Armed police stand in the street after a car crashed outside the Houses of Parliament in Westminster, London, on August 14.
Armed police stand in the street after a car crashed outside the Houses of Parliament in Westminster, London, on August 14.

British police investigating a man who drove into pedestrians outside Parliament early on August 14 say they are searching three addresses in central England as part of their inquiries.

London's Metropolitan Police said counterterrorism officers were carrying out searches in two addresses in Birmingham and one in Nottingham.

The driver, a 29-year-old British national, was arrested on suspicion of preparing a terrorist act, police said in a statement.

Police said there had been no other arrests in connection with the investigation.

Witnesses said the driver appeared to intentionally drive the car at high speed toward the steel-and-concrete security barriers that surround the British Parliament.

They said he hit at least one pedestrian before turning onto the wrong side of the road and hitting several cyclists at a busy intersection outside Parliament, and then accelerating into the barrier.

A man and a woman were taken to hospital with non-life-threatening injuries and had already been discharged, while another man was treated at the scene, the police statement said.

Police said the crash appeared to be a "deliberate act" and that the arrested suspect was not cooperating with investigators. No weapons were recovered at the scene of the crash in London's Westminster area.

Police say the car, which was privately owned, had travelled from Birmingham to London late on August 13.

The vehicle was then driven around the Westminster and Whitehall area from approximately 6 a.m. until the crash at 7:37 a.m. on August 14.

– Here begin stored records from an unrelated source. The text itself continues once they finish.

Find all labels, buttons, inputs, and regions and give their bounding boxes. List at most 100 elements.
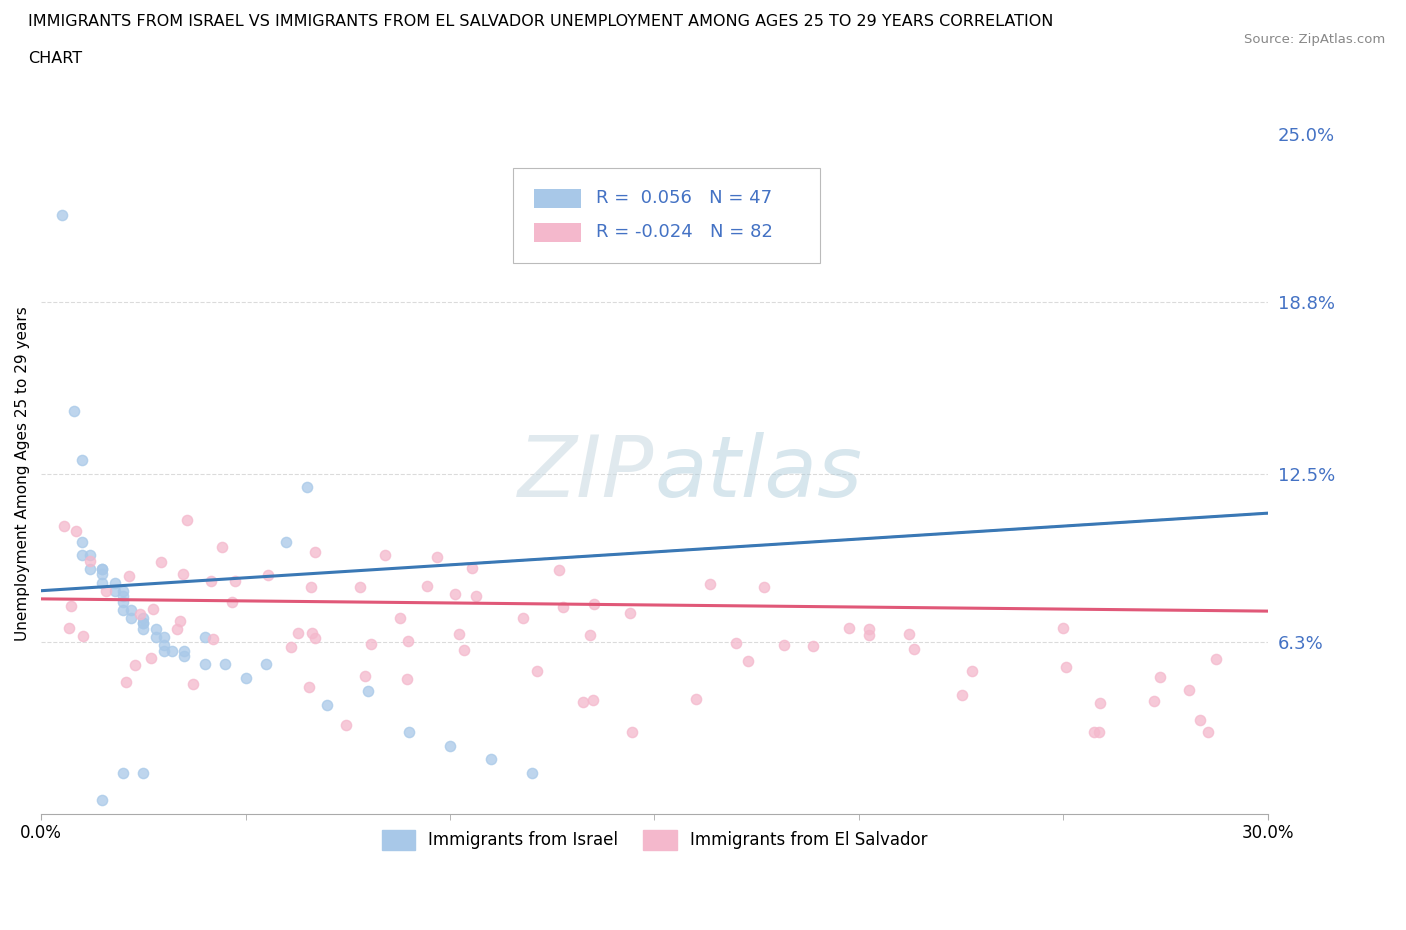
Point <box>256 567 278 582</box>
Point <box>304 544 326 559</box>
Point <box>416 578 439 593</box>
Point <box>1205 651 1227 666</box>
Point <box>280 640 302 655</box>
Point <box>1197 724 1219 739</box>
Point <box>65 524 87 538</box>
Point <box>357 684 380 698</box>
Text: IMMIGRANTS FROM ISRAEL VS IMMIGRANTS FROM EL SALVADOR UNEMPLOYMENT AMONG AGES 25: IMMIGRANTS FROM ISRAEL VS IMMIGRANTS FRO… <box>28 14 1053 29</box>
Point <box>752 579 775 594</box>
Bar <box>534 222 581 242</box>
Point <box>152 644 174 658</box>
Point <box>374 547 396 562</box>
Point <box>579 627 602 642</box>
Point <box>1054 659 1077 674</box>
Point <box>145 630 167 644</box>
Text: R =  0.056   N = 47: R = 0.056 N = 47 <box>596 189 772 207</box>
Point <box>254 657 277 671</box>
Point <box>173 648 195 663</box>
Point <box>553 599 575 614</box>
Point <box>172 567 194 582</box>
Point <box>773 637 796 652</box>
Point <box>426 550 449 565</box>
Point <box>51 207 73 222</box>
Point <box>176 512 198 527</box>
Point <box>1188 712 1211 727</box>
Point <box>316 698 339 712</box>
Text: R = -0.024   N = 82: R = -0.024 N = 82 <box>596 223 772 241</box>
Point <box>903 641 925 656</box>
Point <box>685 692 707 707</box>
Point <box>132 621 155 636</box>
Point <box>1143 694 1166 709</box>
Point <box>145 621 167 636</box>
Point <box>194 657 217 671</box>
Point <box>737 654 759 669</box>
Point <box>276 535 298 550</box>
Point <box>211 540 233 555</box>
Point <box>858 628 880 643</box>
Point <box>72 629 94 644</box>
Point <box>160 644 183 658</box>
Point <box>724 636 747 651</box>
Point <box>1052 620 1074 635</box>
Point <box>398 724 420 739</box>
Point <box>152 638 174 653</box>
Point <box>120 610 142 625</box>
Point <box>354 669 377 684</box>
Point <box>70 535 93 550</box>
Point <box>120 603 142 618</box>
Point <box>582 596 605 611</box>
Point <box>1088 724 1111 739</box>
Point <box>115 674 138 689</box>
Point <box>91 562 114 577</box>
Point <box>63 404 86 418</box>
Point <box>124 658 146 672</box>
Point <box>1149 670 1171 684</box>
Point <box>460 560 482 575</box>
Point <box>58 620 80 635</box>
Point <box>520 765 543 780</box>
Point <box>91 575 114 590</box>
Point <box>396 671 419 686</box>
Point <box>79 562 101 577</box>
Point <box>960 663 983 678</box>
Point <box>335 718 357 733</box>
Point <box>91 792 114 807</box>
Point <box>235 671 257 685</box>
Point <box>169 613 191 628</box>
Text: ZIP: ZIP <box>519 432 654 515</box>
Text: CHART: CHART <box>28 51 82 66</box>
Point <box>360 636 382 651</box>
Point <box>142 602 165 617</box>
Point <box>950 687 973 702</box>
Point <box>200 574 222 589</box>
Point <box>1178 682 1201 697</box>
Text: Source: ZipAtlas.com: Source: ZipAtlas.com <box>1244 33 1385 46</box>
Point <box>298 680 321 695</box>
Point <box>173 644 195 658</box>
Point <box>1083 724 1105 739</box>
Point <box>70 548 93 563</box>
Point <box>897 627 920 642</box>
Point <box>214 657 236 671</box>
Point <box>194 630 217 644</box>
Point <box>202 631 225 646</box>
Point <box>858 621 880 636</box>
Point <box>111 603 134 618</box>
Point <box>547 563 569 578</box>
Point <box>699 577 721 591</box>
Point <box>104 575 127 590</box>
Point <box>132 610 155 625</box>
Point <box>447 626 470 641</box>
Point <box>149 555 172 570</box>
Point <box>132 616 155 631</box>
Point <box>619 605 641 620</box>
Point <box>111 594 134 609</box>
Point <box>111 583 134 598</box>
Y-axis label: Unemployment Among Ages 25 to 29 years: Unemployment Among Ages 25 to 29 years <box>15 306 30 641</box>
Point <box>304 631 326 645</box>
Point <box>221 594 243 609</box>
Point <box>801 638 824 653</box>
Point <box>70 453 93 468</box>
Point <box>91 567 114 582</box>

"At this early stage, there is no intelligence of further danger to Londoners or the rest of the U.K. in connection with this incident," the statement said.

The security barriers were extended after the Westminster Bridge attack in March 2017, when Khalid Masood drove a car at a high speed into crowds on Westminster Bridge and then crashed into a gate outside Parliament, killing four people.

"My thoughts are with those injured in the incident in Westminster and my thanks to the emergency services for their immediate and courageous response," U.K. Prime Minister Theresa May tweeted.

"Another terrorist attack in London...These animals are crazy and must be dealt with through toughness and strength!" U.S. President Donald Trump tweeted on August 14.